How to control leaf height and Pruning?
To control the leaf size, we can set the parameters:
Maximum Depth:
Maximum tree depth is a limit to stop the further splitting of nodes when the specified tree depth has been reached during the building of the initial decision tree.
NEVER use maximum depth to limit the further splitting of nodes. In other words: use the largest possible value.
Minimum Split Size:
The minimum split size is a limit to stop the further splitting of nodes when the number of observations in the node is lower than the minimum split size.

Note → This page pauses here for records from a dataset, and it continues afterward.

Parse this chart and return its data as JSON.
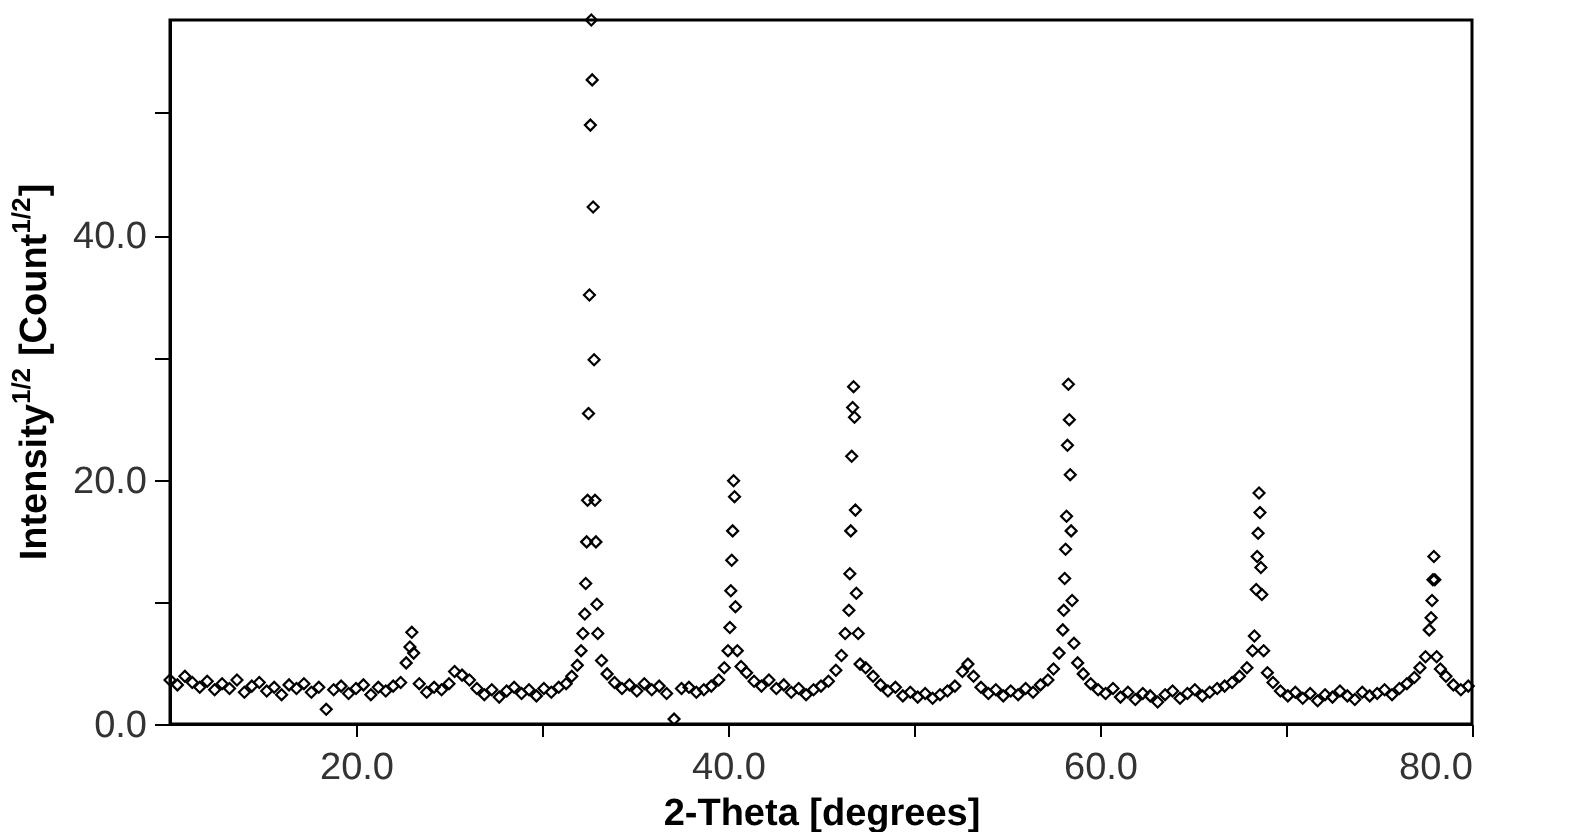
{
  "chart_data": {
    "type": "scatter",
    "xlabel": "2-Theta [degrees]",
    "ylabel": "Intensity$^{1/2}$ [Count$^{1/2}$]",
    "xlim": [
      10,
      80
    ],
    "ylim": [
      0,
      57.6
    ],
    "xticks": [
      {
        "value": 20,
        "label": "20.0"
      },
      {
        "value": 30,
        "label": null
      },
      {
        "value": 40,
        "label": "40.0"
      },
      {
        "value": 50,
        "label": null
      },
      {
        "value": 60,
        "label": "60.0"
      },
      {
        "value": 70,
        "label": null
      },
      {
        "value": 80,
        "label": "80.0"
      }
    ],
    "yticks": [
      {
        "value": 0,
        "label": "0.0"
      },
      {
        "value": 10,
        "label": null
      },
      {
        "value": 20,
        "label": "20.0"
      },
      {
        "value": 30,
        "label": null
      },
      {
        "value": 40,
        "label": "40.0"
      },
      {
        "value": 50,
        "label": null
      }
    ],
    "grid": false,
    "legend": false,
    "marker": "diamond",
    "series": [
      {
        "color": "#000000",
        "x": [
          10.0,
          10.4,
          10.8,
          11.2,
          11.6,
          12.0,
          12.4,
          12.8,
          13.2,
          13.6,
          14.0,
          14.4,
          14.8,
          15.2,
          15.6,
          16.0,
          16.4,
          16.8,
          17.2,
          17.6,
          18.0,
          18.4,
          18.8,
          19.2,
          19.6,
          20.0,
          20.4,
          20.8,
          21.2,
          21.6,
          22.0,
          22.4,
          22.7,
          22.9,
          23.0,
          23.1,
          23.4,
          23.8,
          24.2,
          24.6,
          25.0,
          25.3,
          25.7,
          26.1,
          26.5,
          26.9,
          27.3,
          27.7,
          28.1,
          28.5,
          28.9,
          29.3,
          29.7,
          30.1,
          30.5,
          30.9,
          31.3,
          31.6,
          31.9,
          32.1,
          32.2,
          32.3,
          32.35,
          32.4,
          32.45,
          32.5,
          32.55,
          32.6,
          32.65,
          32.7,
          32.75,
          32.8,
          32.85,
          32.9,
          32.95,
          33.0,
          33.2,
          33.5,
          33.9,
          34.3,
          34.7,
          35.1,
          35.5,
          35.9,
          36.3,
          36.7,
          37.1,
          37.5,
          37.9,
          38.3,
          38.7,
          39.1,
          39.5,
          39.8,
          40.0,
          40.1,
          40.15,
          40.2,
          40.25,
          40.3,
          40.35,
          40.4,
          40.5,
          40.7,
          41.0,
          41.4,
          41.8,
          42.2,
          42.6,
          43.0,
          43.4,
          43.8,
          44.2,
          44.6,
          45.0,
          45.4,
          45.8,
          46.1,
          46.3,
          46.5,
          46.55,
          46.6,
          46.65,
          46.7,
          46.75,
          46.8,
          46.85,
          46.9,
          47.0,
          47.1,
          47.4,
          47.8,
          48.2,
          48.6,
          49.0,
          49.4,
          49.8,
          50.2,
          50.6,
          51.0,
          51.4,
          51.8,
          52.2,
          52.6,
          52.9,
          53.2,
          53.6,
          54.0,
          54.4,
          54.8,
          55.2,
          55.6,
          56.0,
          56.4,
          56.8,
          57.2,
          57.5,
          57.8,
          58.0,
          58.05,
          58.1,
          58.15,
          58.2,
          58.25,
          58.3,
          58.35,
          58.4,
          58.45,
          58.5,
          58.6,
          58.8,
          59.1,
          59.5,
          59.9,
          60.3,
          60.7,
          61.1,
          61.5,
          61.9,
          62.3,
          62.7,
          63.1,
          63.5,
          63.9,
          64.3,
          64.7,
          65.1,
          65.5,
          65.9,
          66.3,
          66.7,
          67.1,
          67.5,
          67.9,
          68.2,
          68.3,
          68.4,
          68.45,
          68.5,
          68.55,
          68.6,
          68.65,
          68.7,
          68.8,
          69.0,
          69.3,
          69.7,
          70.1,
          70.5,
          70.9,
          71.3,
          71.7,
          72.1,
          72.5,
          72.9,
          73.3,
          73.7,
          74.1,
          74.5,
          74.9,
          75.3,
          75.7,
          76.1,
          76.5,
          76.9,
          77.2,
          77.5,
          77.7,
          77.8,
          77.85,
          77.9,
          77.95,
          78.0,
          78.1,
          78.3,
          78.6,
          79.0,
          79.4,
          79.8
        ],
        "values": [
          3.6,
          3.2,
          3.9,
          3.4,
          3.0,
          3.5,
          2.8,
          3.3,
          2.9,
          3.6,
          2.6,
          3.1,
          3.4,
          2.7,
          3.0,
          2.4,
          3.2,
          2.9,
          3.3,
          2.6,
          3.0,
          1.2,
          2.8,
          3.1,
          2.5,
          2.9,
          3.2,
          2.4,
          3.0,
          2.7,
          3.1,
          3.4,
          5.0,
          6.3,
          7.5,
          5.8,
          3.3,
          2.6,
          3.0,
          2.8,
          3.3,
          4.3,
          4.0,
          3.6,
          2.9,
          2.4,
          2.8,
          2.2,
          2.7,
          3.0,
          2.5,
          2.8,
          2.3,
          2.9,
          2.6,
          3.0,
          3.3,
          3.9,
          4.8,
          6.0,
          7.4,
          9.0,
          11.5,
          14.9,
          18.3,
          25.4,
          35.1,
          49.0,
          57.6,
          52.7,
          42.3,
          29.8,
          18.3,
          14.9,
          9.8,
          7.4,
          5.2,
          4.1,
          3.4,
          2.9,
          3.2,
          2.7,
          3.3,
          2.8,
          3.1,
          2.5,
          0.4,
          2.9,
          3.0,
          2.6,
          2.8,
          3.1,
          3.6,
          4.6,
          6.0,
          7.9,
          10.9,
          13.4,
          15.8,
          19.9,
          18.6,
          9.6,
          6.0,
          4.7,
          4.2,
          3.5,
          3.1,
          3.6,
          2.9,
          3.2,
          2.6,
          2.9,
          2.4,
          2.8,
          3.1,
          3.5,
          4.4,
          5.6,
          7.4,
          9.3,
          12.3,
          15.8,
          21.9,
          25.9,
          27.6,
          25.1,
          17.5,
          10.7,
          7.4,
          4.9,
          4.6,
          3.9,
          3.2,
          2.7,
          3.0,
          2.3,
          2.6,
          2.2,
          2.5,
          2.1,
          2.4,
          2.7,
          3.1,
          4.3,
          4.9,
          3.9,
          3.0,
          2.5,
          2.8,
          2.3,
          2.7,
          2.4,
          2.9,
          2.6,
          3.2,
          3.6,
          4.5,
          5.8,
          7.7,
          9.3,
          11.9,
          14.3,
          17.0,
          22.8,
          27.8,
          24.9,
          20.4,
          15.8,
          10.1,
          6.6,
          5.0,
          4.1,
          3.3,
          2.8,
          2.5,
          2.9,
          2.2,
          2.6,
          2.0,
          2.5,
          2.3,
          1.8,
          2.4,
          2.7,
          2.1,
          2.5,
          2.8,
          2.3,
          2.6,
          2.9,
          3.1,
          3.4,
          3.9,
          4.6,
          6.0,
          7.2,
          11.0,
          13.7,
          15.6,
          18.9,
          17.3,
          12.8,
          10.6,
          6.0,
          4.2,
          3.4,
          2.7,
          2.3,
          2.6,
          2.1,
          2.5,
          1.9,
          2.4,
          2.2,
          2.7,
          2.3,
          2.0,
          2.6,
          2.3,
          2.5,
          2.8,
          2.4,
          2.9,
          3.3,
          3.8,
          4.6,
          5.5,
          7.7,
          8.7,
          10.1,
          11.8,
          13.7,
          11.8,
          5.5,
          4.5,
          3.9,
          3.2,
          2.8,
          3.1
        ]
      }
    ]
  }
}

This is a good way to limit the growth of the tree. When a leaf contains too few observations, further splitting will result in overfitting (modeling of noise in the data).
Minimum Leaf Size:
The minimum leaf size is a limit to split a node when the number of observations in one of the child nodes is lower than the minimum leaf size.

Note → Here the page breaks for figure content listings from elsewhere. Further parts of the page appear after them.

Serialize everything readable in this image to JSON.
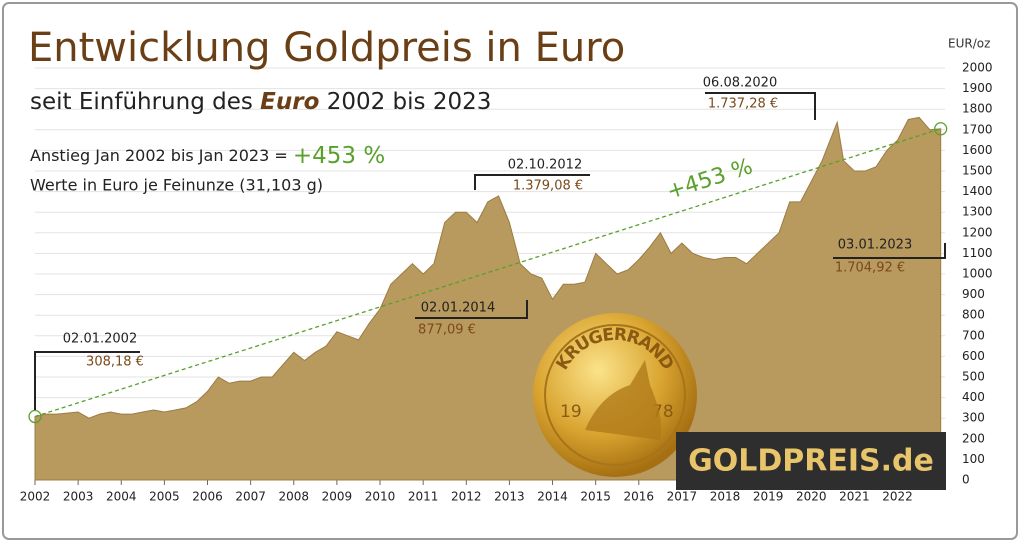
{
  "chart_data": {
    "type": "area",
    "title": "Entwicklung Goldpreis in Euro",
    "subtitle": [
      "seit Einführung des ",
      "Euro",
      " 2002 bis 2023"
    ],
    "note_prefix": "Anstieg Jan 2002 bis Jan 2023 = ",
    "note_units": "Werte in Euro je Feinunze (31,103 g)",
    "y_label": "EUR/oz",
    "color": "#b8995e",
    "x": [
      2002,
      2002.25,
      2002.5,
      2002.75,
      2003,
      2003.25,
      2003.5,
      2003.75,
      2004,
      2004.25,
      2004.5,
      2004.75,
      2005,
      2005.25,
      2005.5,
      2005.75,
      2006,
      2006.25,
      2006.5,
      2006.75,
      2007,
      2007.25,
      2007.5,
      2007.75,
      2008,
      2008.25,
      2008.5,
      2008.75,
      2009,
      2009.25,
      2009.5,
      2009.75,
      2010,
      2010.25,
      2010.5,
      2010.75,
      2011,
      2011.25,
      2011.5,
      2011.75,
      2012,
      2012.25,
      2012.5,
      2012.75,
      2013,
      2013.25,
      2013.5,
      2013.75,
      2014,
      2014.25,
      2014.5,
      2014.75,
      2015,
      2015.25,
      2015.5,
      2015.75,
      2016,
      2016.25,
      2016.5,
      2016.75,
      2017,
      2017.25,
      2017.5,
      2017.75,
      2018,
      2018.25,
      2018.5,
      2018.75,
      2019,
      2019.25,
      2019.5,
      2019.75,
      2020,
      2020.25,
      2020.6,
      2020.75,
      2021,
      2021.25,
      2021.5,
      2021.75,
      2022,
      2022.25,
      2022.5,
      2022.75,
      2023
    ],
    "values": [
      308,
      320,
      320,
      325,
      330,
      300,
      320,
      330,
      320,
      320,
      330,
      340,
      330,
      340,
      350,
      380,
      430,
      500,
      470,
      480,
      480,
      500,
      500,
      560,
      620,
      580,
      620,
      650,
      720,
      700,
      680,
      760,
      830,
      950,
      1000,
      1050,
      1000,
      1050,
      1250,
      1300,
      1300,
      1250,
      1350,
      1379,
      1250,
      1050,
      1000,
      980,
      877,
      950,
      950,
      960,
      1100,
      1050,
      1000,
      1020,
      1070,
      1130,
      1200,
      1100,
      1150,
      1100,
      1080,
      1070,
      1080,
      1080,
      1050,
      1100,
      1150,
      1200,
      1350,
      1350,
      1450,
      1550,
      1737,
      1550,
      1500,
      1500,
      1520,
      1600,
      1650,
      1750,
      1760,
      1700,
      1705
    ],
    "xlim": [
      2002,
      2023.1
    ],
    "xticks": [
      2002,
      2003,
      2004,
      2005,
      2006,
      2007,
      2008,
      2009,
      2010,
      2011,
      2012,
      2013,
      2014,
      2015,
      2016,
      2017,
      2018,
      2019,
      2020,
      2021,
      2022
    ],
    "ylim": [
      0,
      2000
    ],
    "yticks": [
      0,
      100,
      200,
      300,
      400,
      500,
      600,
      700,
      800,
      900,
      1000,
      1100,
      1200,
      1300,
      1400,
      1500,
      1600,
      1700,
      1800,
      1900,
      2000
    ],
    "grid": true,
    "trend": {
      "x": [
        2002,
        2023
      ],
      "values": [
        308.18,
        1704.92
      ],
      "label": "+453 %",
      "color": "#5aa02c"
    },
    "annotations": [
      {
        "date": "02.01.2002",
        "value": 308.18,
        "value_label": "308,18 €"
      },
      {
        "date": "02.10.2012",
        "value": 1379.08,
        "value_label": "1.379,08 €"
      },
      {
        "date": "02.01.2014",
        "value": 877.09,
        "value_label": "877,09 €"
      },
      {
        "date": "06.08.2020",
        "value": 1737.28,
        "value_label": "1.737,28 €"
      },
      {
        "date": "03.01.2023",
        "value": 1704.92,
        "value_label": "1.704,92 €"
      }
    ],
    "coin": {
      "top": "KRUGERRAND",
      "left": "19",
      "right": "78"
    },
    "logo": "GOLDPREIS.de"
  }
}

Pruning is mostly done to reduce the chances of overfitting the tree to the training data and reduce the overall complexity of the tree.

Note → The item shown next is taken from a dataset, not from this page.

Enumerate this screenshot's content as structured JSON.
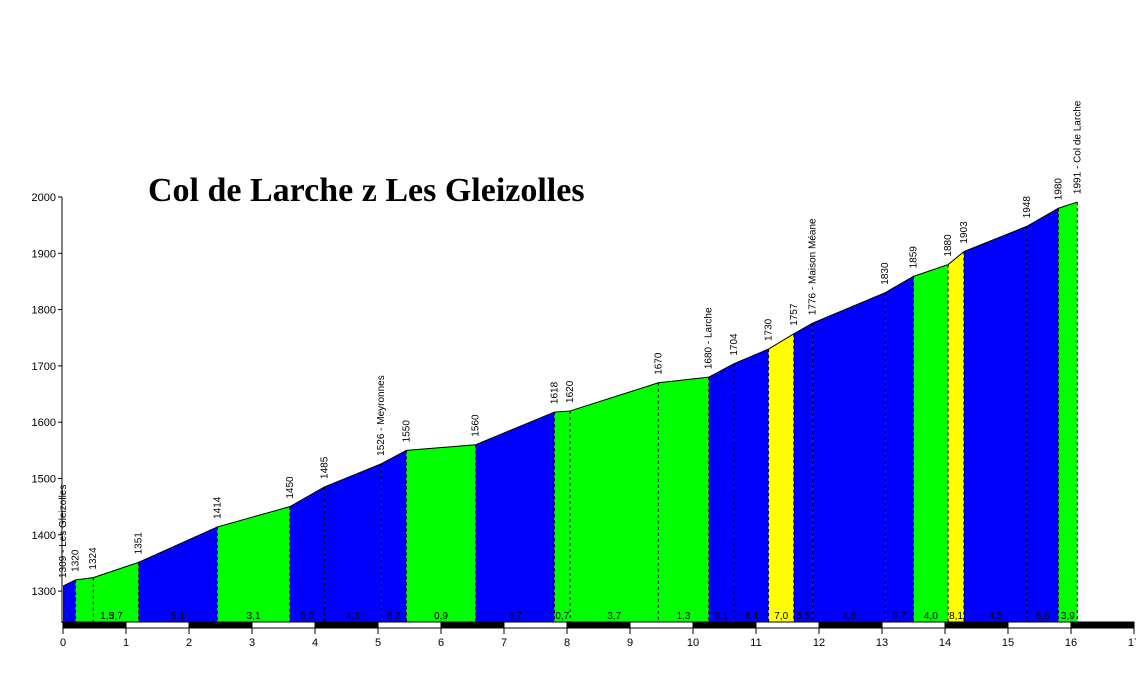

There are two types of Pruning:
Pre-Pruning:
- Pre-pruning is also known as the early stopping criteria. As the name suggests, the criteria are set as parameter values while building the model. The tree stops growing when it meets any of these pre-pruning criteria, or it discovers the pure classes.
Post-Pruning:
- In Post-pruning, the idea is to allow the decision tree to grow fully and observe the CP value. Next, we prune/cut the tree with the optimal CP(Complexity Parameter) value as the parameter.